Snow Fences

Summary: how are these located? Are they mostly meant to protect roadways? (Doesn’t seem sensible, based on what I’ve seen.) Or what?

Background: Me and my gal just got back from a long road trip, from Southern California up through Grand Tetons, Yellowstone (first time for both of us), and Glacier National Park (didn’t quite make it to the Canada border, but close). Wonderful, simply wonderful.

Saw those things in Wyoming that must be snow fences: what else could they be? Seemed in parallel rows, but otherwise the alignment seemed mixed compared to the highway we were on. What the heck?

Me, I’m just a SoCal dude, hardly a thought in my head that hasn’t been bleached out by the sun. I’ve made acquaintance with that stuff called snow, but I can’t say we’re intimate.

Anyone know how snow fences are figured?

They are set up to be perpendicular to the prevailing wind directions in the immediate geographic area.

Also, they are meant to cause the snow to drift before it hits the road.

And they force the snow snakes out onto the road. :eek:

In Colorado, they are placed where wind comes howling down a mountain, blowing snow onto the road. When the wind blows snow over a road, it’s hard to tell where the road ends and the shoulder begins, so it helps reduce accidents.

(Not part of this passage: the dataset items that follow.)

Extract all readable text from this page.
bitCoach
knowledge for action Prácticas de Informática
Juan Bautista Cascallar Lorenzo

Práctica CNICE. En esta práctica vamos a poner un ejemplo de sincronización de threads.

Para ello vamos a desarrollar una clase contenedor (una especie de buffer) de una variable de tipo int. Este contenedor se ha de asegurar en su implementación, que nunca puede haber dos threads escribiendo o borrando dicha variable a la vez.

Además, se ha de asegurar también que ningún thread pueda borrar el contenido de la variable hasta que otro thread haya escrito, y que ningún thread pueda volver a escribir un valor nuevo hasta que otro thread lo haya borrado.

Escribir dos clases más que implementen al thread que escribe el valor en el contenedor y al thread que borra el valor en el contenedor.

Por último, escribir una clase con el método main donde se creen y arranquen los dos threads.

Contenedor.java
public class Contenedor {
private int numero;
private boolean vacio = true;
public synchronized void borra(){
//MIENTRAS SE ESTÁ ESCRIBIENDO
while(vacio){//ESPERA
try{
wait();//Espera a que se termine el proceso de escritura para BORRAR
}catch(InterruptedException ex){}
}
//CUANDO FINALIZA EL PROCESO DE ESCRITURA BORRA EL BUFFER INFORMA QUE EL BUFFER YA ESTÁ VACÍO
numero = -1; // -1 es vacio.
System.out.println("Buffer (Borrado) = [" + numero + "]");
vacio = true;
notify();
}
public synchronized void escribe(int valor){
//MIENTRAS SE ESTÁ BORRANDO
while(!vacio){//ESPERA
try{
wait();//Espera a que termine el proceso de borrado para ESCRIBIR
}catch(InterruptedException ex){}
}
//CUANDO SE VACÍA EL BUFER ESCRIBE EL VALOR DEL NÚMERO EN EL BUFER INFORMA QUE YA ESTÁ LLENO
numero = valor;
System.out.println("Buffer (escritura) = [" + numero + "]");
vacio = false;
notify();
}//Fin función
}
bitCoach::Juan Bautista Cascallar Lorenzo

Where I’m from, you could reliably find the snow fences in the seedier part of town. Anyone looking to unload stolen snow knew who to ask for. The big names in the hot snow racket were Ed “Frosty” Mulligan and Julius “Christmas in July” Karnovsky. The gang wars these mugs used to wage over the prime turf for handling the white stuff were legendary. Reporters from every state in the Union (at the time, I believe, six) covered the trial of Karnovsky’s toughest enforcer, Bob “The Icepick” Smith for the murder of one of Mulligan’s henchmen, Paul “No Nickname” Doyle. The prosecutors thought they had an open-and-shut case, but couldn’t break through the Icepick’s contention that Doyle had simply lent Smith his head, wrapped in brown paper, for a few weeks, and would pick it up when he (Doyle) came back from an out-of-state fishing trip. As the jury foreman, James “Brain-dead” Moyes said later, absent contradictory testimony from Doyle, which the prosecution never presented, there was enough reasonable doubt to demand an acquittal. The presiding judge, Sharon “Graft-Vacuum” Semmler, retired shortly after the trial.

A few years later, somebody realized that there isn’t any demand for stolen snow, and the whole criminal enterprise, including the snow fences, had to close operations and get real jobs.

Oh, phooey, this is GQ. Sorry. Well, here’s an article about placement of a snow fence:

http://www.us-fence.com/HTML/snow-instructions.html

Sonetimes it doesn’t require much thought: If you notice that you chronically get a huge drift across the road at a certain point, you start putting a snow fence there. There’s a single cornfield smack in the middle of Decatur’s built-up northeast side that generates a drift across Woodford Street if the snow fence isn’t put up. So the Street Department gets out there as soon as the farmer gets his corn off, and up the fence goes.

In Milwaukee (for anyone in the area, I’m talking about the one’s along the lakefront). They also have permanent ones on some of the steep hills. Normally about 10 feet from the top of the hill they’ll have a chain link fence, and then another one about 10 feet down from that. Of course these are to prevent people from sledding down the hill. The sledders, like the snow, wind up in the street and cause accidents. We also have the normal ones near big fields. Here’s another question. For as long as I can remember I have seen them put up a cheap ugly snow fence across the street from the airport in the crash field, and then a few months later they take it down. Surely they would save plenty of money in the long run by just putting up a nice looking fence and leaving it there (ie a chain link fence). They only answer I’ve ever gotten to that question is that it makes for more jobs in the city.

“Prevailing wind direction.” Right. Makes sense. Ah, thanks to all.